A teenage sex-trafficking victim from Iowa who stabbed her rapist to death was sentenced by a judge Tuesday to five years of strict supervision and must pay $150,000 in restitution to her rapist’s family. Pieper Lewis, 17, stabbed her abuser, 37-year-old Zachary Brooks, more than 30 times in June 2020. She was initially charged with first-degree murder. Last year, Lewis pleaded to involuntary manslaughter and willful injury, both punishable by up to 10 years in prison. But Polk County Judge David Porter suspended those prison terms Tuesday, meaning Lewis could serve 20 years if she violates her probation. Porter said he ordered Lewis to pay restitution to Brooks’ family because the court “had no other choice.” He explained that restitution is mandatory under Iowa law. SAN FRANCISCO POLICE UNION: MAYOR’S CRIME FIGHT IS ‘RECOGNITION’ THAT POLICE WAS ‘WRONG’ Pieper Lewis, 17, stabbed her abuser, 37-year-old Zachary Brooks, more than 30 times in June 2020. She was initially charged with first-degree murder.
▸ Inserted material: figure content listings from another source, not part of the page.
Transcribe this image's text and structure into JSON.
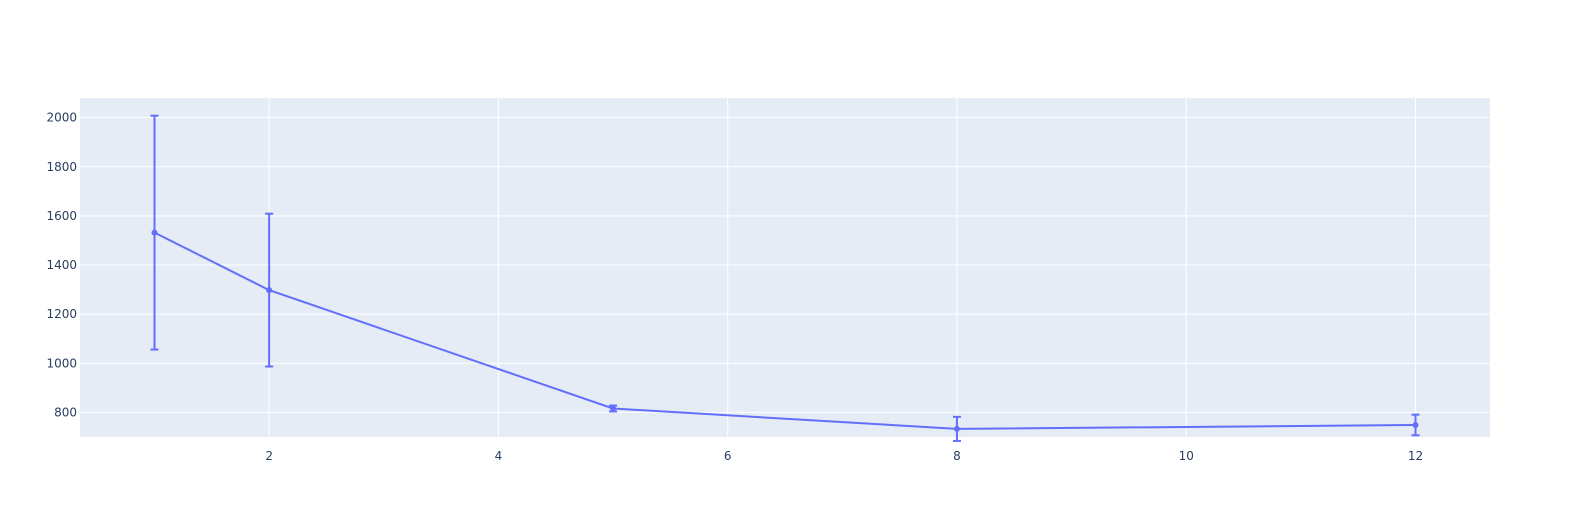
{
  "chart_data": {
    "type": "line",
    "x": [
      1,
      2,
      5,
      8,
      12
    ],
    "series": [
      {
        "values": [
          1532,
          1298,
          816,
          733,
          749
        ],
        "error": [
          476,
          311,
          12,
          49,
          42
        ],
        "color": "#636efa"
      }
    ],
    "xlim": [
      0.35,
      12.65
    ],
    "ylim": [
      700,
      2080
    ],
    "xticks": [
      2,
      4,
      6,
      8,
      10,
      12
    ],
    "yticks": [
      800,
      1000,
      1200,
      1400,
      1600,
      1800,
      2000
    ],
    "grid": true,
    "plot_bg": "#e5ecf6",
    "grid_color": "#ffffff"
  }
}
Lewis, who was 15 when she stabbed Brooks in a Des Moines apartment, had run away from home to escape her abusive stepmother. She was sleeping in the hallways of an apartment building when Christopher Brown, 28, took her inside and began trafficking her to other men for sex, officials said. Among those men was Brooks, who said Lewis raped her several times before killing him. She recalled being forced at knifepoint to go to his apartment for sex. After Brooks raped her for the last time, Lewis grabbed a knife from a nightstand and stabbed him. Neither police nor prosecutors dispute whether Lewis was trafficked and assaulted, but prosecutors say Brooks did not pose an immediate threat because he was asleep when he was stabbed. Iowa is not among the dozens of states with a safe harbor law that provides trafficking victims with some level of criminal immunity. Lewis will be moved to a halfway house in Des Moines and will wear a GPS tracking device to ensure she doesn’t “fall back into the lifestyle you’ve been leaving until now,” Porter said. He must also complete 200 hours of community service. “My spirit has been burned, but it still shines through the flames,” she read from a prepared statement before her sentencing. “Hear me roar, see me shine, and see me grow.” Last year, Lewis pleaded to involuntary manslaughter and willful wounding.
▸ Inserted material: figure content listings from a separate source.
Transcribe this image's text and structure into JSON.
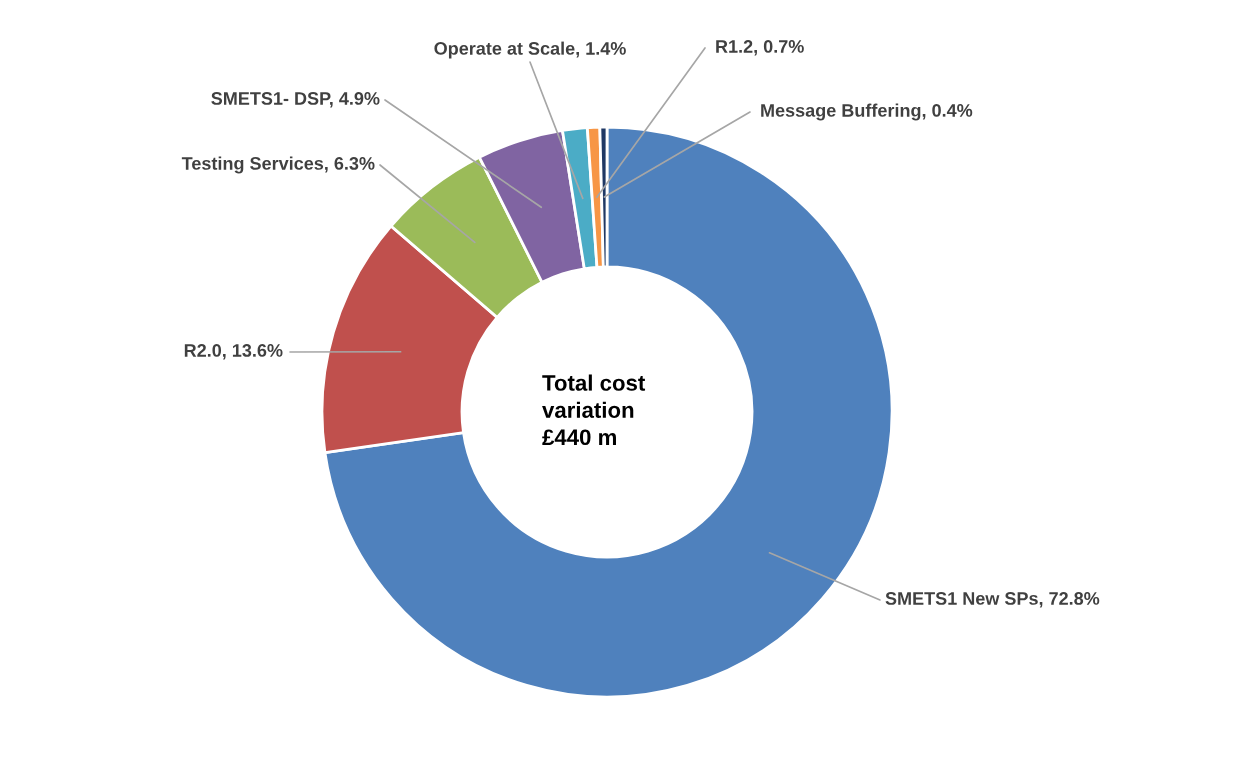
{
  "chart_data": {
    "type": "donut",
    "categories": [
      "SMETS1 New SPs",
      "R2.0",
      "Testing Services",
      "SMETS1- DSP",
      "Operate at Scale",
      "R1.2",
      "Message Buffering"
    ],
    "values": [
      72.8,
      13.6,
      6.3,
      4.9,
      1.4,
      0.7,
      0.4
    ],
    "colors": [
      "#4f81bd",
      "#c0504d",
      "#9bbb59",
      "#8064a2",
      "#4bacc6",
      "#f79646",
      "#1f3864"
    ],
    "value_labels": [
      "72.8%",
      "13.6%",
      "6.3%",
      "4.9%",
      "1.4%",
      "0.7%",
      "0.4%"
    ],
    "annotations": [
      "Total cost\nvariation\n£440 m"
    ],
    "legend": false
  }
}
THREE CHILDREN DEAD AFTER REAL DROWNING AT CONEY ISLAND BEACH, MOTHER RECOVERED “I am alive,” he continued. Prosecutors took issue with Lewis describing herself as a survivor, claiming she did not take responsibility for Brooks’ death and left his children fatherless. The judge pressed Lewis to explain the poor choices he made that led to the stabbing and noted his concerns that he sometimes did not want to follow the rules in juvenile detention. “The next five years of your life are going to be full of rules you disagree with, I’m sure of that,” Porter said, later adding, “This is the second chance you asked for. You don’t get a third.” Lewis said, “I took a person’s life. My intentions that day were not just to go out and take someone’s life. In my mind, I felt unsafe and I felt I was in danger, which he had as result of the acts. But it does not remove the fact that a crime was committed”. He said he regretted the stabbing, “but to say there is a victim is absurd.” Prosecutors took issue with Lewis describing herself as a survivor, arguing that she did not take responsibility for Brooks’ death and left his children fatherless.
CLICK HERE TO GET THE FOX NEWS APP Iowa has an affirmative defense law that offers some leeway to victims of a crime if the victim committed the offense “under duress by the threat of serious injury to another, provided the defendant reasonably believed that such injury was imminent.” But prosecutors argued that Lewis waived that affirmative defense when she pleaded guilty to involuntary manslaughter and wounding. Lewis earned her GED while in juvenile detention and unable to communicate with friends and family. The Associated Press contributed to this report.